Autor: für das Drip Ship Netzwerk, L. Paranskaja, Christoph A. Nienaber, Michael Petzsch, Henrik Schneider, Frank Weber, C. Holzhausen
Rok vydání: 2005
Předmět:
Zdroj: Zeitschrift für Kardiologie. 94:iv85-iv89
ISSN: 1435-1285
0300-5860
Popis: Background and objectives Management of acute ST-elevation myocardial infarction (STEMI) demands rapid and complete reflow to the infarct related artery (IRA). Primary PCI (percutaneous coronary intervention) performed byexperienced operators is superior to thrombolytic therapy and reduces mortality, occurrence of non-fatal reinfarction and stroke, but is not available in rural Germany. We established a regional infarction-network using established therapeutic guidelines comprising of 1 interventional center and 7 referring community hospitals without PCI facilities. Patients and methods We analyzed 322 patients with STEMI treated by PCI within the network; 160 patients were transferred from a community hospital without PCI facilities (transfer group (TG): 63.4 yrs., 71.8% men) and 162 patients were admitted directly to the interventional center (center group (CG): 61.7 yrs., 73.8% men).
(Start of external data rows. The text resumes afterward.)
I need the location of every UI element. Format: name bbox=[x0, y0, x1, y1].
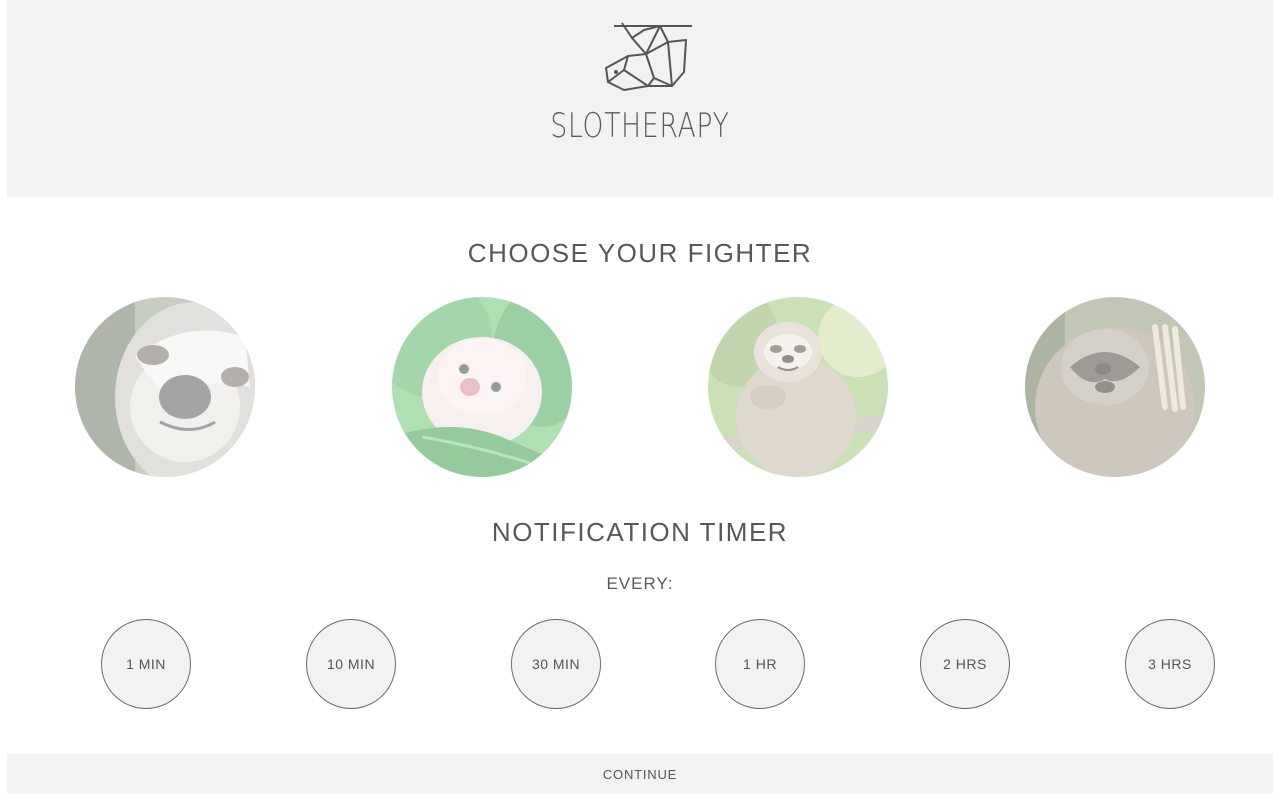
timer-option-2-hrs[interactable]: 2 HRS bbox=[920, 619, 1010, 709]
notification-timer-title: NOTIFICATION TIMER bbox=[491, 517, 789, 547]
fighter-option-4[interactable] bbox=[1025, 297, 1205, 477]
smiling-sloth-photo bbox=[708, 297, 888, 477]
timer-option-10-min[interactable]: 10 MIN bbox=[306, 619, 396, 709]
brand-name: SLOTHERAPY bbox=[550, 106, 730, 146]
timer-option-1-hr[interactable]: 1 HR bbox=[715, 619, 805, 709]
header: SLOTHERAPY bbox=[7, 0, 1273, 197]
timer-option-1-min[interactable]: 1 MIN bbox=[101, 619, 191, 709]
hanging-sloth-photo bbox=[1025, 297, 1205, 477]
fighter-option-3[interactable] bbox=[708, 297, 888, 477]
sloth-closeup-photo bbox=[75, 297, 255, 477]
every-label: EVERY: bbox=[606, 574, 674, 593]
continue-button[interactable]: CONTINUE bbox=[7, 754, 1273, 794]
fighter-option-1[interactable] bbox=[75, 297, 255, 477]
app-root: SLOTHERAPY CHOOSE YOUR FIGHTER NOTIFICAT… bbox=[0, 0, 1280, 800]
choose-fighter-title: CHOOSE YOUR FIGHTER bbox=[467, 238, 813, 268]
timer-option-3-hrs[interactable]: 3 HRS bbox=[1125, 619, 1215, 709]
fighter-option-2[interactable] bbox=[392, 297, 572, 477]
baby-sloth-photo bbox=[392, 297, 572, 477]
timer-option-30-min[interactable]: 30 MIN bbox=[511, 619, 601, 709]
sloth-origami-logo-icon bbox=[605, 22, 692, 91]
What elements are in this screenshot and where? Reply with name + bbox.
The interval from onset of symptoms to first medical contact was 205 minutes in TG, and 195 minutes in CG (n.s.); 7.8% of the CG and 7.2% of the TG patients were in cardiogenic shock; 95% of patients completed 12-months of follow-up. Results In the TG, median transportation time to PCI was 54 minutes. PCI of the infarct-related artery (IRA) was performed in 95.1% of TG patients and in 94.1% of CG patients. In addition, 96% of all patients received a GP IIb/IIIa receptor inhibitor. In case of pre-interventional application of GP IIb/IIIa receptor inhibitor 22.3% of patients revealed TIMI-3 flow of the IRA before PCI. After PCI, normalized flow to the IRA was documented in 87.5% of CG versus 86.3% of TG. There were no differences between groups with respect to infarct size (TG vs. CG: CK 2482 vs. 2481 U/I; CKMB 302 vs. 264 U/I), mortality (30 days: 5.3 vs. 5.2%, 6 months: 7.3 vs. 7.1%, 12 months: 7.9 vs. 7.8%); NYHA (1.41 vs. 1.43) and left ventricular ejection fraction (0.41 vs. 0.43). Conclusions The organization of a regional STEMI-network with logistic alliance of community hospitals and one experienced interventional center ensures timely PCI treatment of patients with STEMI according to present guidelines even in rural areas, and relegates thrombolytic treatment to bail-out scenarios only.